Simple tag scenario multiple adding of rewards for adversaries agents
GoingMyWay opened this issue · 0 comments
GoingMyWay commented
def step(self, action_n):
...
reward_n = []
...
for agent in self.agents:
...
reward_n.append(self._get_reward(agent))
...
# all agents get total reward in cooperative case
reward = np.sum(reward_n)
if self.shared_reward: # simple tag is not shared reward
reward_n = [reward] * self.n
return ... reward_n, ...
For each agent, it will calculate its corresponding rewards.
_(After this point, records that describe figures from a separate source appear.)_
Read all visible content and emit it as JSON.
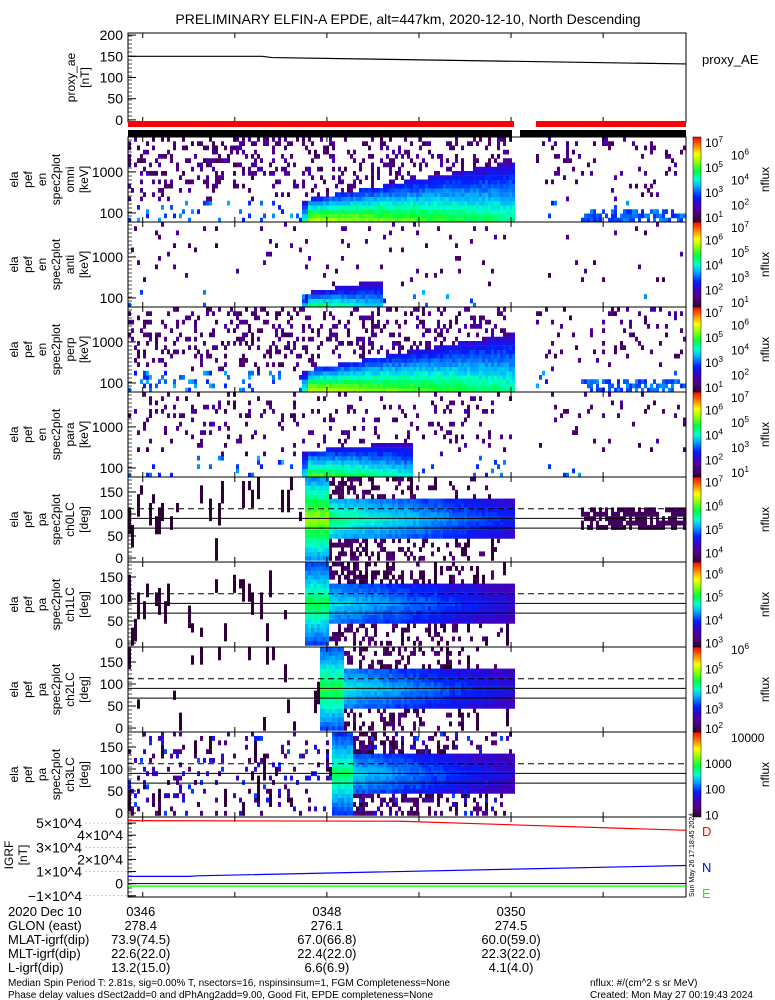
{
  "chart_data": {
    "type": "heatmap",
    "title": "PRELIMINARY ELFIN-A EPDE, alt=447km, 2020-12-10, North Descending",
    "time_range_minutes_after_0300": [
      45.84,
      51.9
    ],
    "time_ticks": [
      {
        "minute": 46,
        "label": "0346"
      },
      {
        "minute": 48,
        "label": "0348"
      },
      {
        "minute": 50,
        "label": "0350"
      }
    ],
    "proxy_ae": {
      "ylabel": [
        "proxy_ae",
        "[nT]"
      ],
      "legend": "proxy_AE",
      "ylim": [
        -5,
        205
      ],
      "yticks": [
        "0",
        "50",
        "100",
        "150",
        "200"
      ],
      "series": {
        "x_minutes": [
          45.84,
          47.3,
          47.4,
          51.9
        ],
        "y": [
          150,
          150,
          147,
          132
        ]
      }
    },
    "energy_panels": [
      {
        "ylabel": [
          "ela",
          "pef",
          "en",
          "spec2plot",
          "omni",
          "[keV]"
        ],
        "yticks": [
          "100",
          "1000"
        ],
        "ylog_range": [
          1.78,
          3.85
        ],
        "colorbar": {
          "label": "nflux",
          "exp_range": [
            0.6,
            7.4
          ],
          "ticks": [
            "10^7",
            "10^6",
            "10^5",
            "10^4",
            "10^3",
            "10^2",
            "10^1"
          ]
        }
      },
      {
        "ylabel": [
          "ela",
          "pef",
          "en",
          "spec2plot",
          "anti",
          "[keV]"
        ],
        "yticks": [
          "100",
          "1000"
        ],
        "ylog_range": [
          1.78,
          3.85
        ],
        "colorbar": {
          "label": "nflux",
          "exp_range": [
            0.6,
            7.4
          ],
          "ticks": [
            "10^7",
            "10^6",
            "10^5",
            "10^4",
            "10^3",
            "10^2",
            "10^1"
          ]
        }
      },
      {
        "ylabel": [
          "ela",
          "pef",
          "en",
          "spec2plot",
          "perp",
          "[keV]"
        ],
        "yticks": [
          "100",
          "1000"
        ],
        "ylog_range": [
          1.78,
          3.85
        ],
        "colorbar": {
          "label": "nflux",
          "exp_range": [
            0.6,
            7.4
          ],
          "ticks": [
            "10^7",
            "10^6",
            "10^5",
            "10^4",
            "10^3",
            "10^2",
            "10^1"
          ]
        }
      },
      {
        "ylabel": [
          "ela",
          "pef",
          "en",
          "spec2plot",
          "para",
          "[keV]"
        ],
        "yticks": [
          "100",
          "1000"
        ],
        "ylog_range": [
          1.78,
          3.85
        ],
        "colorbar": {
          "label": "nflux",
          "exp_range": [
            0.6,
            7.4
          ],
          "ticks": [
            "10^7",
            "10^6",
            "10^5",
            "10^4",
            "10^3",
            "10^2",
            "10^1"
          ]
        }
      }
    ],
    "pa_panels": [
      {
        "ylabel": [
          "ela",
          "pef",
          "pa",
          "spec2plot",
          "ch0LC",
          "[deg]"
        ],
        "yticks": [
          "0",
          "50",
          "100",
          "150"
        ],
        "ylim": [
          -9,
          184
        ],
        "loss_cone_lines_deg": [
          68,
          90,
          112
        ],
        "colorbar": {
          "label": "nflux",
          "exp_range": [
            3.6,
            7.2
          ],
          "ticks": [
            "10^7",
            "10^6",
            "10^5",
            "10^4"
          ]
        }
      },
      {
        "ylabel": [
          "ela",
          "pef",
          "pa",
          "spec2plot",
          "ch1LC",
          "[deg]"
        ],
        "yticks": [
          "0",
          "50",
          "100",
          "150"
        ],
        "ylim": [
          -9,
          184
        ],
        "loss_cone_lines_deg": [
          68,
          90,
          112
        ],
        "colorbar": {
          "label": "nflux",
          "exp_range": [
            2.8,
            6.5
          ],
          "ticks": [
            "10^6",
            "10^5",
            "10^4",
            "10^3"
          ]
        }
      },
      {
        "ylabel": [
          "ela",
          "pef",
          "pa",
          "spec2plot",
          "ch2LC",
          "[deg]"
        ],
        "yticks": [
          "0",
          "50",
          "100",
          "150"
        ],
        "ylim": [
          -9,
          184
        ],
        "loss_cone_lines_deg": [
          68,
          90,
          112
        ],
        "colorbar": {
          "label": "nflux",
          "exp_range": [
            1.8,
            6.1
          ],
          "ticks": [
            "10^6",
            "10^5",
            "10^4",
            "10^3",
            "10^2"
          ]
        }
      },
      {
        "ylabel": [
          "ela",
          "pef",
          "pa",
          "spec2plot",
          "ch3LC",
          "[deg]"
        ],
        "yticks": [
          "0",
          "50",
          "100",
          "150"
        ],
        "ylim": [
          -9,
          184
        ],
        "loss_cone_lines_deg": [
          68,
          90,
          112
        ],
        "colorbar": {
          "label": "nflux",
          "exp_range": [
            0.9,
            4.2
          ],
          "ticks": [
            "10000",
            "1000",
            "100",
            "10"
          ]
        }
      }
    ],
    "igrf": {
      "ylabel": [
        "IGRF",
        "[nT]"
      ],
      "ylim": [
        -11000,
        55000
      ],
      "yticks": [
        {
          "v": 50000,
          "label": "5×10^4"
        },
        {
          "v": 40000,
          "label": "4×10^4"
        },
        {
          "v": 30000,
          "label": "3×10^4"
        },
        {
          "v": 20000,
          "label": "2×10^4"
        },
        {
          "v": 10000,
          "label": "1×10^4"
        },
        {
          "v": 0,
          "label": "0"
        },
        {
          "v": -10000,
          "label": "−1×10^4"
        }
      ],
      "series": [
        {
          "name": "D",
          "color": "#ff0000",
          "x_minutes": [
            45.84,
            48.8,
            51.9
          ],
          "y": [
            52000,
            51500,
            44000
          ]
        },
        {
          "name": "N",
          "color": "#0000ff",
          "x_minutes": [
            45.84,
            46.5,
            46.6,
            51.9
          ],
          "y": [
            6000,
            6000,
            6500,
            15000
          ]
        },
        {
          "name": "E",
          "color": "#00ff00",
          "x_minutes": [
            45.84,
            51.9
          ],
          "y": [
            -2000,
            -2000
          ]
        }
      ]
    },
    "side_stamp": "Sun May 26 17:18:45 2024",
    "colors": {
      "sci_zone_bar": "#ff0000",
      "accent": "#000000"
    }
  },
  "footer": {
    "rows": [
      {
        "label": "2020 Dec 10",
        "values": [
          "0346",
          "0348",
          "0350"
        ]
      },
      {
        "label": "GLON (east)",
        "values": [
          "278.4",
          "276.1",
          "274.5"
        ]
      },
      {
        "label": "MLAT-igrf(dip)",
        "values": [
          "73.9(74.5)",
          "67.0(66.8)",
          "60.0(59.0)"
        ]
      },
      {
        "label": "MLT-igrf(dip)",
        "values": [
          "22.6(22.0)",
          "22.4(22.0)",
          "22.3(22.0)"
        ]
      },
      {
        "label": "L-igrf(dip)",
        "values": [
          "13.2(15.0)",
          "6.6(6.9)",
          "4.1(4.0)"
        ]
      }
    ],
    "note1": "Median Spin Period T: 2.81s, sig=0.00% T, nsectors=16, nspinsinsum=1, FGM Completeness=None",
    "note2": "Phase delay values dSect2add=0 and dPhAng2add=9.00, Good Fit, EPDE completeness=None",
    "units": "nflux: #/(cm^2 s sr MeV)",
    "created": "Created: Mon May 27 00:19:43 2024"
  }
}
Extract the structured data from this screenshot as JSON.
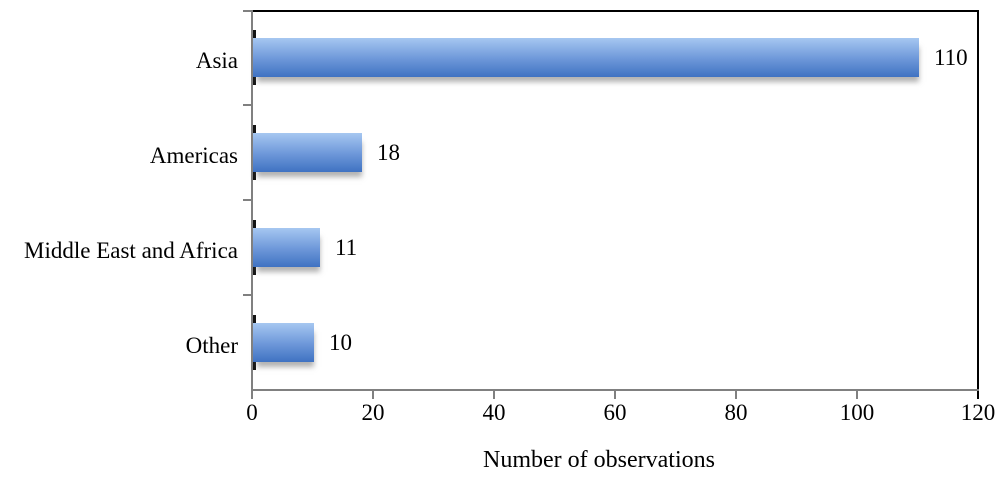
{
  "chart_data": {
    "type": "bar",
    "orientation": "horizontal",
    "title": "",
    "xlabel": "Number of observations",
    "ylabel": "",
    "categories": [
      "Asia",
      "Americas",
      "Middle East and Africa",
      "Other"
    ],
    "values": [
      110,
      18,
      11,
      10
    ],
    "value_labels": [
      "110",
      "18",
      "11",
      "10"
    ],
    "x_ticks": [
      "0",
      "20",
      "40",
      "60",
      "80",
      "100",
      "120"
    ],
    "xlim": [
      0,
      120
    ],
    "grid": "off",
    "legend": "none",
    "bar_gradient_top": "#a6c7f1",
    "bar_gradient_bottom": "#3f72c2",
    "axis_color": "#808080",
    "plot_border_color": "#000000",
    "text_color": "#000000"
  }
}
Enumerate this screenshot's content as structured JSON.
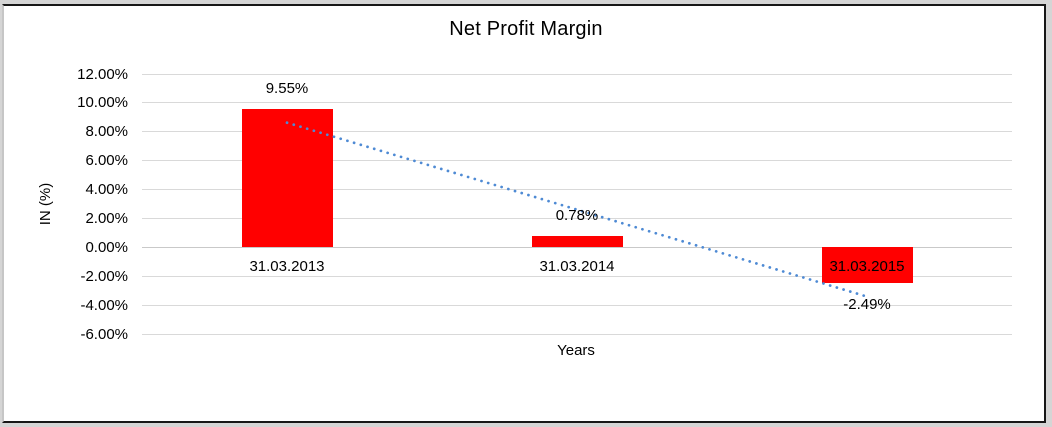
{
  "chart_data": {
    "type": "bar",
    "title": "Net Profit Margin",
    "xlabel": "Years",
    "ylabel": "IN (%)",
    "categories": [
      "31.03.2013",
      "31.03.2014",
      "31.03.2015"
    ],
    "values": [
      9.55,
      0.78,
      -2.49
    ],
    "data_labels": [
      "9.55%",
      "0.78%",
      "-2.49%"
    ],
    "y_ticks": [
      {
        "label": "12.00%",
        "value": 12
      },
      {
        "label": "10.00%",
        "value": 10
      },
      {
        "label": "8.00%",
        "value": 8
      },
      {
        "label": "6.00%",
        "value": 6
      },
      {
        "label": "4.00%",
        "value": 4
      },
      {
        "label": "2.00%",
        "value": 2
      },
      {
        "label": "0.00%",
        "value": 0
      },
      {
        "label": "-2.00%",
        "value": -2
      },
      {
        "label": "-4.00%",
        "value": -4
      },
      {
        "label": "-6.00%",
        "value": -6
      }
    ],
    "ylim": [
      -6,
      12
    ],
    "grid": "horizontal",
    "legend": "none",
    "bar_color": "#FF0000",
    "grid_color": "#D9D9D9",
    "axis_line_color": "#C9C9C9",
    "text_color": "#000000",
    "trendline": {
      "style": "dotted",
      "color": "#4E8AD4",
      "start_value": 8.63,
      "end_value": -3.41
    }
  }
}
In the simple_tag.py
def adversary_reward(self, agent, world):
# Adversaries are rewarded for collisions with agents
rew = 0
shape = False
agents = self.good_agents(world)
adversaries = self.adversaries(world)
if shape: # reward can optionally be shaped (decreased reward for increased distance from agents)
for adv in adversaries:
rew -= 0.1 * min([np.sqrt(np.sum(np.square(a.state.p_pos - adv.state.p_pos))) for a in agents])
if agent.collide:
for ag in agents:
for adv in adversaries:
if self.is_collision(ag, adv):
rew += 10
return rew
agent.collide
is always true. If the agent is an adversary agent, the coder iterates all adversary agents. The results in multiple adding of reward for all adversary agents.